主人公は、自分の余命があとわずかだと知った作家のルイ。自分の死を伝えるために、12年ぶりに家族のもとに帰るところから映画は始まります。ルイを迎えたのは、息子との再会に胸を躍らせる母親と、憧れの兄の帰宅に興奮気味の年の離れた妹、粗野で威圧的な兄と、口下手な兄嫁。それぞれ言いたいことがあるのに上手く言葉にすることができず、無闇にハイテンションな会話と不穏な沈黙、神経を逆なでするような無益な言い争いを繰り返します。

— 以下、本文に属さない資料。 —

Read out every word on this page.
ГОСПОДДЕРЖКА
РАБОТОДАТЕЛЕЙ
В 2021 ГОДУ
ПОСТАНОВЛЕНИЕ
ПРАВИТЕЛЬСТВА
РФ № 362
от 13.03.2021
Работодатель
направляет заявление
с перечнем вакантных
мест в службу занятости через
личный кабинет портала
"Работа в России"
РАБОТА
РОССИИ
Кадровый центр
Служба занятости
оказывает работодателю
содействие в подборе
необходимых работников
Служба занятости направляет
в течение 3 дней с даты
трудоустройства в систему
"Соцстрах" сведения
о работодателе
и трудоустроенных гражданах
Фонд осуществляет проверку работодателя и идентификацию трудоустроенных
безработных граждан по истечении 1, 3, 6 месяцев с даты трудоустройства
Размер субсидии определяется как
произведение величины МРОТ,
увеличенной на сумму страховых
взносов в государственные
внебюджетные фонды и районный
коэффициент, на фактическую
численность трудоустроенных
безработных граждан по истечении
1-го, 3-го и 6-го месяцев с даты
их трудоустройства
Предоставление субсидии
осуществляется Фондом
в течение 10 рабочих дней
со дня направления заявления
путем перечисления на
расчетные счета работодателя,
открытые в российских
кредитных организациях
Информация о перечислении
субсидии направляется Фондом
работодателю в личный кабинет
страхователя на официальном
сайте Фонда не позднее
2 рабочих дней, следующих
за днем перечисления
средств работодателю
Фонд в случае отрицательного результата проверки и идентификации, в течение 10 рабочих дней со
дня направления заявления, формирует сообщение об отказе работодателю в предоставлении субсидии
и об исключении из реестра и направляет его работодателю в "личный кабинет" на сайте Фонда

19歳で世に送り出した初監督作『マイ・マザー』(2009年)が絶賛され、一躍映画界の寵児となったグザヴィエ・ドラン。時に過剰なほどエモーショナルな映像演出や大胆な音楽の使い方でその才気を見せつけながらも、実はとても普遍的な人間の葛藤を扱っていることで、多くの観客の共感(と拒絶も)を獲得してきました。

母の口元についたクリームで表現した親子の愛憎

俳優の父に持ち、幼い頃から子役として活躍。10代から映画づくりを始めたドランは、その研ぎ澄まされた感性を武器に、自分が見て・感じた世界を物差しにして作品を作ってきました。彼が描くのは、母親と息子の愛憎、ゲイというセクシャリティ、マイノリティであることの疎外感、愛されることへの渇望。とりわけ、それが主題であるか背景であるかの差はあるものの、一貫して母親と息子の関係を扱っているのが特徴的です。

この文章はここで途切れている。